Avoid the seven deadly sins of investing
By Stephen High
Investment mistakes happen. When they do, money is lost and confidence is diminished. Learning to recognize common investing mistakes can help you avoid these undesirable consequences.
There are a number of errors people make when it comes to investing. We will review the “seven deadly sins” and offer solutions to help you steer clear of temptation.
1 Pride: being overconfident
Investors’ opinions of their investment skills are often too high. Being overconfident can be costly. The odds are against you, and no one investor is smarter than the market.
Solution: Hire a qualified, fee-only investment advisor who can help you invest wisely and avoid costly mistakes.
2 Envy: the grass is always greener in someone else’s portfolio
Many people have stories of a friend-of-a-friend who lucked out by buying and selling an investment at just the right time.
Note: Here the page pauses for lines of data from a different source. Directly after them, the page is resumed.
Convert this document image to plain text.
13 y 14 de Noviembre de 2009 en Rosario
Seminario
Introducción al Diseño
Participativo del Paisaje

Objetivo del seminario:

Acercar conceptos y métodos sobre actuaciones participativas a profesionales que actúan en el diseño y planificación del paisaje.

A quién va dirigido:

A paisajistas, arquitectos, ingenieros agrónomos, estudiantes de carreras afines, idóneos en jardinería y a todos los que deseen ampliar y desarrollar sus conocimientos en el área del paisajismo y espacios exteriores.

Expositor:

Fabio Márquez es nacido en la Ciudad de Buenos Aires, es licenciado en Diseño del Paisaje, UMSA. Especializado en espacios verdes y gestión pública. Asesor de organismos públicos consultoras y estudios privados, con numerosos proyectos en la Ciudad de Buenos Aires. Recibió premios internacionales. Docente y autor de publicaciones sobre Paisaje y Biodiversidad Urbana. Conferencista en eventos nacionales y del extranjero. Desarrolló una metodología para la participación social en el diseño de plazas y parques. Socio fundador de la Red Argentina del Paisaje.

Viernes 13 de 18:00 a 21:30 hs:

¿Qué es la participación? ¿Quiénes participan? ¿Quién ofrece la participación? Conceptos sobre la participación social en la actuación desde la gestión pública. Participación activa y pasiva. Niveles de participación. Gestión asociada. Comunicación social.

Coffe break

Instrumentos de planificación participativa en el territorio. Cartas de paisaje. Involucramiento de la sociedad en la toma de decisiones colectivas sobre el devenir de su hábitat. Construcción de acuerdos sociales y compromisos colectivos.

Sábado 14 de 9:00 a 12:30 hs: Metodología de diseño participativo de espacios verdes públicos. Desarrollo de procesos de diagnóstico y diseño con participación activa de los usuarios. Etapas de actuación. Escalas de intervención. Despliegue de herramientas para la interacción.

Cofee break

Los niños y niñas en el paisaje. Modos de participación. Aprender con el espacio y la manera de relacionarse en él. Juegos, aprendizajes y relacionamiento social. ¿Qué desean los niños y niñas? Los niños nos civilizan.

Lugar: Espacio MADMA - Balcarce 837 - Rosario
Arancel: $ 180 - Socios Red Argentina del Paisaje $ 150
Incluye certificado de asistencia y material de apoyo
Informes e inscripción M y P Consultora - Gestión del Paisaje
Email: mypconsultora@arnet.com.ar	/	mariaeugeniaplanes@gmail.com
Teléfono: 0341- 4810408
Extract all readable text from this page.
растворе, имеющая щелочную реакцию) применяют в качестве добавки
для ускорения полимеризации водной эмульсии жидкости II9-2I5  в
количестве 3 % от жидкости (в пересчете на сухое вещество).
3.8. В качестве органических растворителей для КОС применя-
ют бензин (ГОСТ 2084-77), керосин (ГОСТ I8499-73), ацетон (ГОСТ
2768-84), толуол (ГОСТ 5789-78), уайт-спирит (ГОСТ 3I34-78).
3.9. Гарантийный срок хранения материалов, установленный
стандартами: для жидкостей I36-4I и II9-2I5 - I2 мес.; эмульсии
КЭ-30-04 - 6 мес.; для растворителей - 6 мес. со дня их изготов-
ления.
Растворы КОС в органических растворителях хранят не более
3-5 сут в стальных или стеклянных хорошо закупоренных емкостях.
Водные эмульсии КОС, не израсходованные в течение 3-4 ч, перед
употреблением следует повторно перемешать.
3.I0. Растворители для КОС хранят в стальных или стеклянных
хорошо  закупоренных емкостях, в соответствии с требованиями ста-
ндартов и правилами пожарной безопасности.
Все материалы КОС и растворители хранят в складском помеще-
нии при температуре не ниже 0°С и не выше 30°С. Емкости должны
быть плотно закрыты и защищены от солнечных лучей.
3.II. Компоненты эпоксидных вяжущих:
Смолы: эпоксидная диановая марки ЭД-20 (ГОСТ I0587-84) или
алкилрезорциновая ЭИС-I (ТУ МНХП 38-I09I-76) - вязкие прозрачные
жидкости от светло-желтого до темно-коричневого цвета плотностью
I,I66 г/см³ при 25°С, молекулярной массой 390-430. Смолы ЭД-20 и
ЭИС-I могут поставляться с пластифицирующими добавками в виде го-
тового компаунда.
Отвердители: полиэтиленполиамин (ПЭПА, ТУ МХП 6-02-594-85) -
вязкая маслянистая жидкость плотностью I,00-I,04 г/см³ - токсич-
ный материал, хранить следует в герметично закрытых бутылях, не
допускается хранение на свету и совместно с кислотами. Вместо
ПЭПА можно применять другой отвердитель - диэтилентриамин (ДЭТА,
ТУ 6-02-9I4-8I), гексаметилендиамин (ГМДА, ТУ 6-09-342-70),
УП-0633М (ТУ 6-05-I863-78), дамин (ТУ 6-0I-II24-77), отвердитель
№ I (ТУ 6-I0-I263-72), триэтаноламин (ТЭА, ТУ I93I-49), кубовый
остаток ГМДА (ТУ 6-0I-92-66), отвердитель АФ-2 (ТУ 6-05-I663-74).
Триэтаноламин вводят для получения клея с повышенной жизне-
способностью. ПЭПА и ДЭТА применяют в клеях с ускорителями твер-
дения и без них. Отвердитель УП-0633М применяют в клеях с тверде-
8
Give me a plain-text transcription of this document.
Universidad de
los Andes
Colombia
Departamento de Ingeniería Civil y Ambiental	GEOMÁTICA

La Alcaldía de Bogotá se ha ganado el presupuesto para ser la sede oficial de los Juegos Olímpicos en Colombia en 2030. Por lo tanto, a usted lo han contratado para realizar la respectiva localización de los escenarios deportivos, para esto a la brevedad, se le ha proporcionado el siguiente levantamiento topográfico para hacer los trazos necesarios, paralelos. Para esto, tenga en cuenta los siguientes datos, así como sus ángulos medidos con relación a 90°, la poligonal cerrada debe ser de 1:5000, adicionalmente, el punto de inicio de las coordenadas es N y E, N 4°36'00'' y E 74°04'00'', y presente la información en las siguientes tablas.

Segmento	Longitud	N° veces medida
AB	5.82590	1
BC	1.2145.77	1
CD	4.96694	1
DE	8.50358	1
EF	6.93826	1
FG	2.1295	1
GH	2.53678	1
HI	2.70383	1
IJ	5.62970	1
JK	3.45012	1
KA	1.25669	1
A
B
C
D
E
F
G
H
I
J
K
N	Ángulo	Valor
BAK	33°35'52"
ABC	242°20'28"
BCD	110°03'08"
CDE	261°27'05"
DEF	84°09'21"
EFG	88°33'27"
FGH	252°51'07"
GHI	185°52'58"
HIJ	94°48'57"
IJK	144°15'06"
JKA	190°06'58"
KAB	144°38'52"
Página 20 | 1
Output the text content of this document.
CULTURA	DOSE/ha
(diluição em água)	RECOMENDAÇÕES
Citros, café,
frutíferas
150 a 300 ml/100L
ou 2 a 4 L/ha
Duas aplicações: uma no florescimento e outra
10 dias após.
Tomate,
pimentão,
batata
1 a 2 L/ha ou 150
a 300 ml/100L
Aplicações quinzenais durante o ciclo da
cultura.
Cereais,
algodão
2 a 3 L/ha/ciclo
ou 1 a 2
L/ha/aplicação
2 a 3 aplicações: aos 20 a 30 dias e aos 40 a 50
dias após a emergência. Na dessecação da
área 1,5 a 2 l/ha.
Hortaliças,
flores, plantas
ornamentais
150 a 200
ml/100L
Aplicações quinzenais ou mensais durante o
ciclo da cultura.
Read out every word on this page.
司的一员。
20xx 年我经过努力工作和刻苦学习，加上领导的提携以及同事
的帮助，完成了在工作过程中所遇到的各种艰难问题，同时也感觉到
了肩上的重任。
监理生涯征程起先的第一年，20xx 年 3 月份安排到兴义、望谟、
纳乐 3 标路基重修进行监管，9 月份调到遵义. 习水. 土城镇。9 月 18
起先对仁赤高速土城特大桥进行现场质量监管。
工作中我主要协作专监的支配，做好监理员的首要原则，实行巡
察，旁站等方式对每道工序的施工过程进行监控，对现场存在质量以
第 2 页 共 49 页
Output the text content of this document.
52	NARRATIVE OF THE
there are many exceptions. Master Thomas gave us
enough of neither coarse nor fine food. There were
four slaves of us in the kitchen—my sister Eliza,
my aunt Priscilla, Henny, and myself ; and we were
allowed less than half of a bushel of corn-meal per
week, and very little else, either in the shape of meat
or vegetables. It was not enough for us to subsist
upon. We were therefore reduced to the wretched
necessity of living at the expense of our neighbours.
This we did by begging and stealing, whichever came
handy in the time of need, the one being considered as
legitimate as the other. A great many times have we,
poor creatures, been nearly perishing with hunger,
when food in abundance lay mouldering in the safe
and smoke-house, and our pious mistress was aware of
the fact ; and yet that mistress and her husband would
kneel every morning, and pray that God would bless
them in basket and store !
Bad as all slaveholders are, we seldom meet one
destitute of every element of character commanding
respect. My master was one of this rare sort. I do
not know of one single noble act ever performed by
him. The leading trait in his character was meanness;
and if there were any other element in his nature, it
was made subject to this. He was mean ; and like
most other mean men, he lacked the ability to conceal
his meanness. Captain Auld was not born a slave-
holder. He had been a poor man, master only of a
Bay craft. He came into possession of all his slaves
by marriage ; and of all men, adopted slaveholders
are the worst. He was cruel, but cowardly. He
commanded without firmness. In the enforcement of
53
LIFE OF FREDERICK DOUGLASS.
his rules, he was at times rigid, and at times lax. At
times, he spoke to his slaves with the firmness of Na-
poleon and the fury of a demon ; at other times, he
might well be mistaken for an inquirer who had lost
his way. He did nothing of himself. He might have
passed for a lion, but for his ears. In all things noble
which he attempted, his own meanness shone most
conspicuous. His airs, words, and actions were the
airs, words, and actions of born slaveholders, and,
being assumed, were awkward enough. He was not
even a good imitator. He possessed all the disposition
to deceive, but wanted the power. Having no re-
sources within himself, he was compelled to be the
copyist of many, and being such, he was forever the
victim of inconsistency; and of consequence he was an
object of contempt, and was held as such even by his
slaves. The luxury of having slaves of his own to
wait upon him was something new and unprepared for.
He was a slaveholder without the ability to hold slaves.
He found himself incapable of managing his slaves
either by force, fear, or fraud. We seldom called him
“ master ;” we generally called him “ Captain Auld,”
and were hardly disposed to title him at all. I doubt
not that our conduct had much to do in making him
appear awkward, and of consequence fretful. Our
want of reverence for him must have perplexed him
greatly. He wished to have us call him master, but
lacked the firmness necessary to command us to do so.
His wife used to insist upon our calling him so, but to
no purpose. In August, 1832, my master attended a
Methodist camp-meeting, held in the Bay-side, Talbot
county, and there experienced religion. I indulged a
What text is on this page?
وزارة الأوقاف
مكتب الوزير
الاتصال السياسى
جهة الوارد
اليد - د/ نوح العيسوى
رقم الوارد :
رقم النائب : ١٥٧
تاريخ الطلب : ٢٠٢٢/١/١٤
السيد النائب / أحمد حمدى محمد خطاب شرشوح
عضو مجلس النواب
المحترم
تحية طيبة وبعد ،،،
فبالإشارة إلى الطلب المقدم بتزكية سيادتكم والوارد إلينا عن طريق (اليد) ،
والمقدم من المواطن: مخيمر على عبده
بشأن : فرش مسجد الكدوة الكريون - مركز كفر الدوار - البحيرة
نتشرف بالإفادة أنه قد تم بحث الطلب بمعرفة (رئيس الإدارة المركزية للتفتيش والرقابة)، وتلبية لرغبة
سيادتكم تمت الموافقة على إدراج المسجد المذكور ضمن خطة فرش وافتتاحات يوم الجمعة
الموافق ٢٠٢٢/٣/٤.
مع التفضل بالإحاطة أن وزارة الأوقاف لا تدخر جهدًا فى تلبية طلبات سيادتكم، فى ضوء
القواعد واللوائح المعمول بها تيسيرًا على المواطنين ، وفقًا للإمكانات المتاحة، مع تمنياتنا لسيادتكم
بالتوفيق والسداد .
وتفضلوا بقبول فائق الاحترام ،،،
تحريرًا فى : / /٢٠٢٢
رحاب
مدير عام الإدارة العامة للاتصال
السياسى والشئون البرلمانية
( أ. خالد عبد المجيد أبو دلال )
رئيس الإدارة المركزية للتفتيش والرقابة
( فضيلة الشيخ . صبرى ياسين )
So ask that person how he did on his other investments. Ask him, too, if his good fortune was luck, or if his decision was based on some knowledge he had.
Solution: Focus on your portfolio, not your neighbor’s. You have your own goals to accomplish. It is highly unlikely that your friend’s financial goals, risk tolerance and investment time horizons will be the same as yours. Thus, you should align your decisions to meet your long-term financial goals, maintain discipline and stay the course.
3 Lust: making investment decisions based on emotion
People tend to buy investments that have done well recently. Falling blindly in love with a current “hot performer” can be detrimental. Buying based on emotion is one of the worst mistakes investors can make. There are numerous examples of investors buying on emotion, only to end up holding on until the investment has lost most of its value.
Solution: Avoid the daily news (also known as market noise) and ads touting the latest popular investments.
4 Gluttony: investing to excess
Investors often overload on a single investment when it is doing well. This decision can dramatically increase the risk in your portfolio. There are myriad risks in any investment, but overloading your portfolio with a single investment adds a significant amount of risk that you may not be compensated for.
Solution: Diversify your portfolio to reduce risk. You should keep your allocations within your ability, willingness and need to take risk.
5 Sloth: investing without a plan
Having a written plan is an important step that many people ignore. An investment plan should drive all of your investment decisions. Without a sound plan, you may be investing inappropriately by choosing investments that are ill-suited to your goals, time horizons and risk tolerance.
Solution: Develop a written plan that considers your tolerance for risk and volatility. This plan should serve as the roadmap to reaching your financial goals.
6 Greed: chasing returns and ignoring risks
As the saying goes, there is no such thing as a free lunch. There is also no risk-free way to earn a 20 percent annual return. Jumping into an investment as a “sure-thing” in hopes of gaining above average returns is risky, foolish and greedy. In chasing returns, far too many investors have bought high only to sell low when the “hot” investments have cooled off.
Solution: Avoid get-rich-quick promises. Instead, focus on investing for the long-term to achieve your financial goals.
7 Wrath: losing patience while looking for instant results
Wrath is often born out of short-term thinking. Getting frustrated by a lack of positive results and selling quickly is not the way to grow your investments. They take time to mature, and there are no shortcuts. Markets fluctuate, but the long-term trends have always been up.
Solution: Patience pays off. Those who remain steadfast in the bad years typically fare better than those who buy and sell frequently. Investments are like soap — the more you handle it, the less you have.
Resisting temptation
Investment temptations seem endless. Sometimes it’s hard not to get caught up in the market’s highs and lows. Emotions creep in, leading people to make choices that are often misaligned with their overall financial needs and goals.
By recognizing the seven deadly sins of investing, you are better equipped to avoid these mistakes and their negative consequences. You can also improve your ability to achieve your financial goals.